The Irish doll, her red braids ribboned into loops, fingered her white apron and the thick green cloth of her rickrack trimmed costume and sighed, "O, the irony. Yet at least she figured THEM out," pointing to the Barbies on the peeling bookshelf near the door.

The Barbies pretended not to listen, pinking in indignation. They, like the little girl, loved Disney without question, yet thought she was strange in her disinterest of them. They patiently waited for the next child to be passed along to, one who would appreciate the beauty they knew they had.
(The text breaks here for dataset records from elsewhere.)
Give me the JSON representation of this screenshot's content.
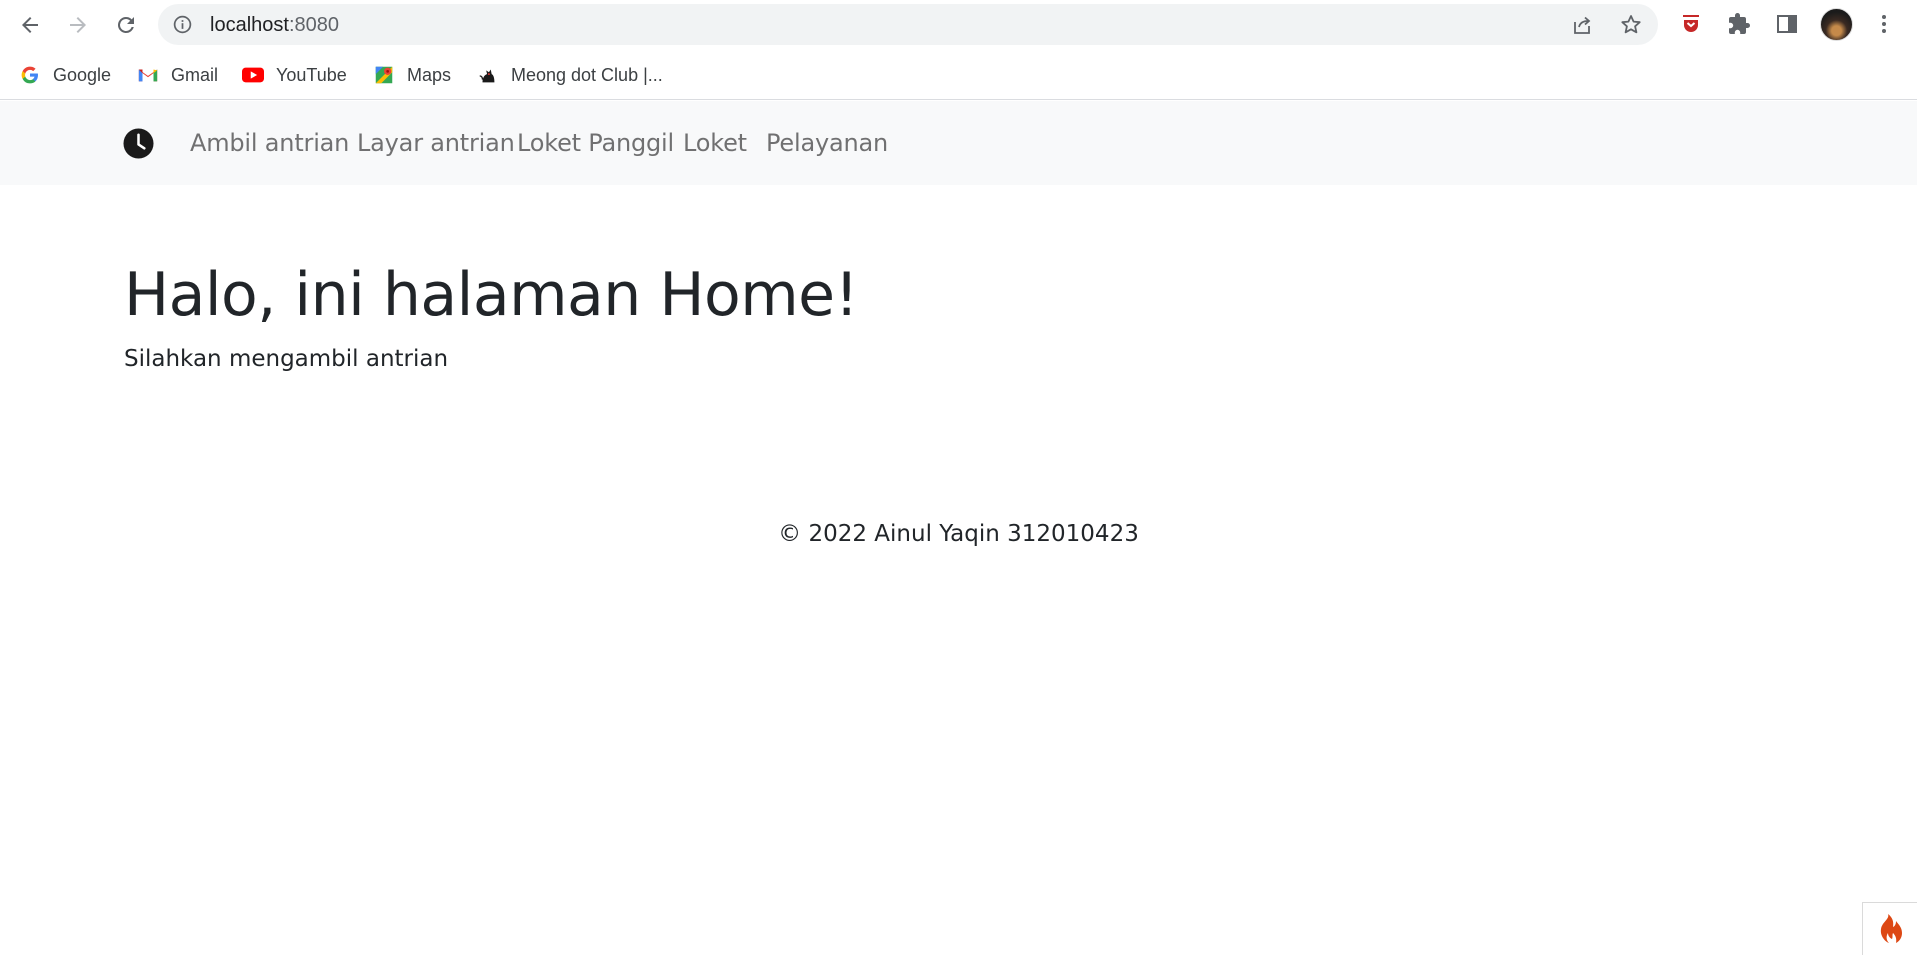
{
  "browser": {
    "url_host": "localhost",
    "url_port": ":8080",
    "bookmarks": [
      {
        "label": "Google",
        "icon": "google-icon"
      },
      {
        "label": "Gmail",
        "icon": "gmail-icon"
      },
      {
        "label": "YouTube",
        "icon": "youtube-icon"
      },
      {
        "label": "Maps",
        "icon": "maps-icon"
      },
      {
        "label": "Meong dot Club |...",
        "icon": "cat-icon"
      }
    ]
  },
  "navbar": {
    "brand_icon": "clock-icon",
    "links": [
      {
        "label": "Ambil antrian"
      },
      {
        "label": "Layar antrian"
      },
      {
        "label": "Loket Panggil"
      },
      {
        "label": "Loket"
      },
      {
        "label": "Pelayanan"
      }
    ]
  },
  "main": {
    "title": "Halo, ini halaman Home!",
    "lead": "Silahkan mengambil antrian"
  },
  "footer": {
    "text": "© 2022 Ainul Yaqin 312010423"
  },
  "colors": {
    "navbar_bg": "#f8f9fa",
    "text": "#212529",
    "nav_link": "rgba(0,0,0,0.55)",
    "codeigniter_flame": "#dd4814"
  }
}
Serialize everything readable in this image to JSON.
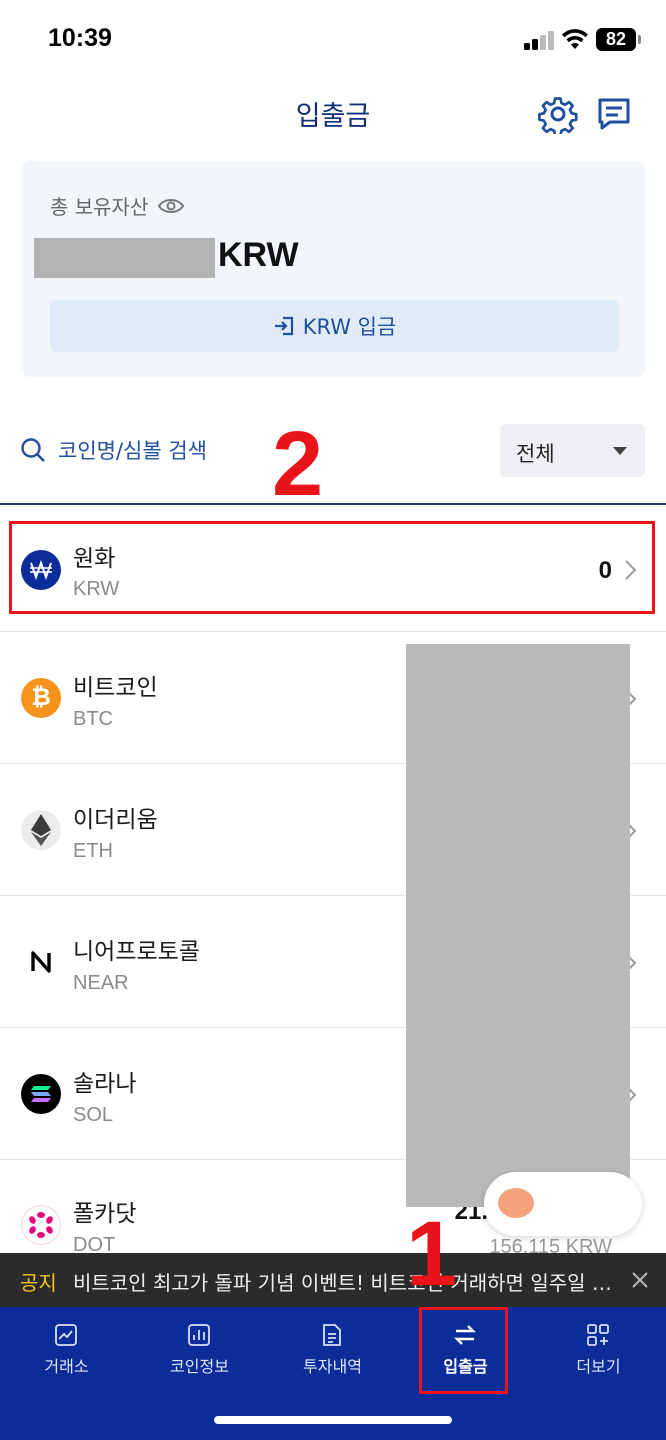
{
  "status": {
    "time": "10:39",
    "battery": "82"
  },
  "header": {
    "title": "입출금",
    "icons": [
      "gear-icon",
      "chat-icon"
    ]
  },
  "asset": {
    "label": "총 보유자산",
    "unit": "KRW",
    "deposit_button": "KRW 입금"
  },
  "search": {
    "placeholder": "코인명/심볼 검색",
    "filter": "전체"
  },
  "annotations": {
    "step1": "1",
    "step2": "2",
    "highlight_color": "#e8141a"
  },
  "coins": [
    {
      "name": "원화",
      "symbol": "KRW",
      "amount": "0",
      "icon": "won-icon",
      "color": "#0b2c99"
    },
    {
      "name": "비트코인",
      "symbol": "BTC",
      "icon": "bitcoin-icon",
      "color": "#f7931a"
    },
    {
      "name": "이더리움",
      "symbol": "ETH",
      "icon": "ethereum-icon",
      "color": "#3c3c3d"
    },
    {
      "name": "니어프로토콜",
      "symbol": "NEAR",
      "icon": "near-icon",
      "color": "#000000"
    },
    {
      "name": "솔라나",
      "symbol": "SOL",
      "icon": "solana-icon",
      "color": "#000000"
    },
    {
      "name": "폴카닷",
      "symbol": "DOT",
      "amount_partial": "21.",
      "value": "156,115 KRW",
      "icon": "polkadot-icon",
      "color": "#e6007a"
    }
  ],
  "notice": {
    "tag": "공지",
    "text": "비트코인 최고가 돌파 기념 이벤트! 비트코인 거래하면 일주일 간 수수료 무료"
  },
  "nav": [
    {
      "label": "거래소",
      "icon": "exchange-chart-icon"
    },
    {
      "label": "코인정보",
      "icon": "coin-info-icon"
    },
    {
      "label": "투자내역",
      "icon": "history-doc-icon"
    },
    {
      "label": "입출금",
      "icon": "transfer-arrows-icon",
      "active": true
    },
    {
      "label": "더보기",
      "icon": "more-grid-icon"
    }
  ]
}
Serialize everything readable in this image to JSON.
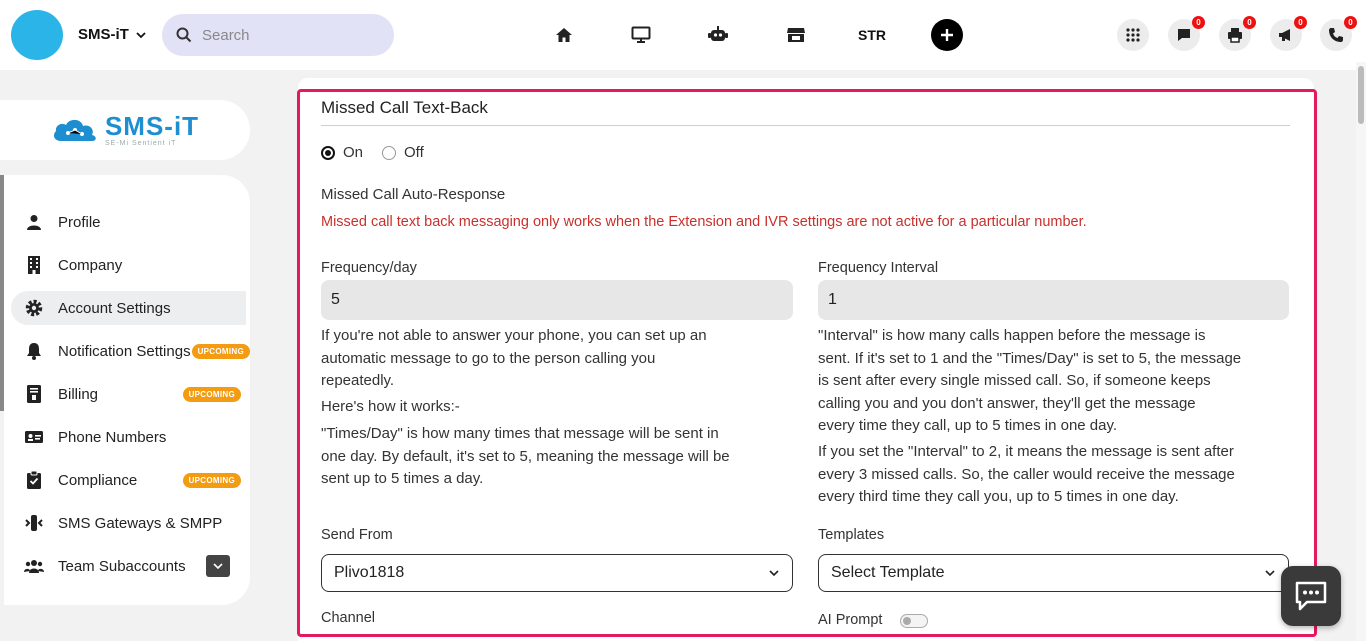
{
  "header": {
    "brand_name": "SMS-iT",
    "search_placeholder": "Search",
    "nav_icons": [
      "home-icon",
      "desktop-icon",
      "robot-icon",
      "store-icon"
    ],
    "str_label": "STR",
    "badges": {
      "messages": "0",
      "print": "0",
      "announcements": "0",
      "calls": "0"
    }
  },
  "sidebar": {
    "logo_text": "SMS-iT",
    "logo_subtext": "SE-Mi Sentient iT",
    "items": [
      {
        "label": "Profile",
        "icon": "person-icon"
      },
      {
        "label": "Company",
        "icon": "building-icon"
      },
      {
        "label": "Account Settings",
        "icon": "gear-icon",
        "active": true
      },
      {
        "label": "Notification Settings",
        "icon": "bell-icon",
        "pill": "UPCOMING"
      },
      {
        "label": "Billing",
        "icon": "invoice-icon",
        "pill": "UPCOMING"
      },
      {
        "label": "Phone Numbers",
        "icon": "id-card-icon"
      },
      {
        "label": "Compliance",
        "icon": "clipboard-icon",
        "pill": "UPCOMING"
      },
      {
        "label": "SMS Gateways & SMPP",
        "icon": "gateway-icon"
      },
      {
        "label": "Team Subaccounts",
        "icon": "team-icon"
      }
    ]
  },
  "form": {
    "section_title": "Missed Call Text-Back",
    "radio_on": "On",
    "radio_off": "Off",
    "auto_response_label": "Missed Call Auto-Response",
    "warning": "Missed call text back messaging only works when the Extension and IVR settings are not active for a particular number.",
    "frequency_day_label": "Frequency/day",
    "frequency_day_value": "5",
    "frequency_interval_label": "Frequency Interval",
    "frequency_interval_value": "1",
    "left_help": [
      "If you're not able to answer your phone, you can set up an",
      "automatic message to go to the person calling you",
      "repeatedly."
    ],
    "left_howto": "Here's how it works:-",
    "left_help2": [
      "\"Times/Day\" is how many times that message will be sent in",
      "one day. By default, it's set to 5, meaning the message will be",
      "sent up to 5 times a day."
    ],
    "right_help": [
      "\"Interval\" is how many calls happen before the message is",
      "sent. If it's set to 1 and the \"Times/Day\" is set to 5, the message",
      "is sent after every single missed call. So, if someone keeps",
      "calling you and you don't answer, they'll get the message",
      "every time they call, up to 5 times in one day."
    ],
    "right_help2": [
      "If you set the \"Interval\" to 2, it means the message is sent after",
      "every 3 missed calls. So, the caller would receive the message",
      "every third time they call you, up to 5 times in one day."
    ],
    "send_from_label": "Send From",
    "send_from_value": "Plivo1818",
    "templates_label": "Templates",
    "templates_value": "Select Template",
    "channel_label": "Channel",
    "ai_prompt_label": "AI Prompt"
  }
}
"He's strange," the 100 tiny polychromatic woven dolls from Guatemala chorused, motioning to the gangly Pieman who waved an insidious fist amid the sweet faced collection of Strawberry Shortcake dolls on the floor, "but at least the rest of the fruit dolls look like little girls, and smell of innocence."

"It is from the mother, the mother has done a good job teaching her these things, Disney just ignited her imagination," the Filipino doll, in a dress of batik and carabo shells decorating her throat, hurumphed.

"Nonethess ironic," the Swedish doll sniffed.

The Hawaiian doll spoke next,"She doesn't understand that we are not just flowers, song and hula. We are struggle and heartache, this is what makes us women. The mother knows this, but shelters her."

"The mother shelters herself," tisked the Jamaican doll.

"Well she gets that attitude from HER mother," cautioned the Filipino doll, "it always goes back to the mother."

The Korean doll, in a dress of pink rainbow arian satin, sighed, "The mother and grandmothers have given the little girl an inherent goodness. However the girl is very spoiled, hopefully she'll learn."

"Yes," echoed the Filipino doll, "but what I'm worried about now is the grandmother who is the father's mother, the one who took in the girl's mother and taught her things her mother never taught her. The grandmother is sick. Who will help the girl, who will help her mother? The men are so limited in these things, and it will take years for them to recover from the grandmother's death."

The dolls looked to Esperanza.

"You're awfully quiet tonight Esperanza," the Swedish doll quipped, straightening a candle.

Esperanza, sending a silent prayer to Lorca, did not respond to her friends and cried softly into the night.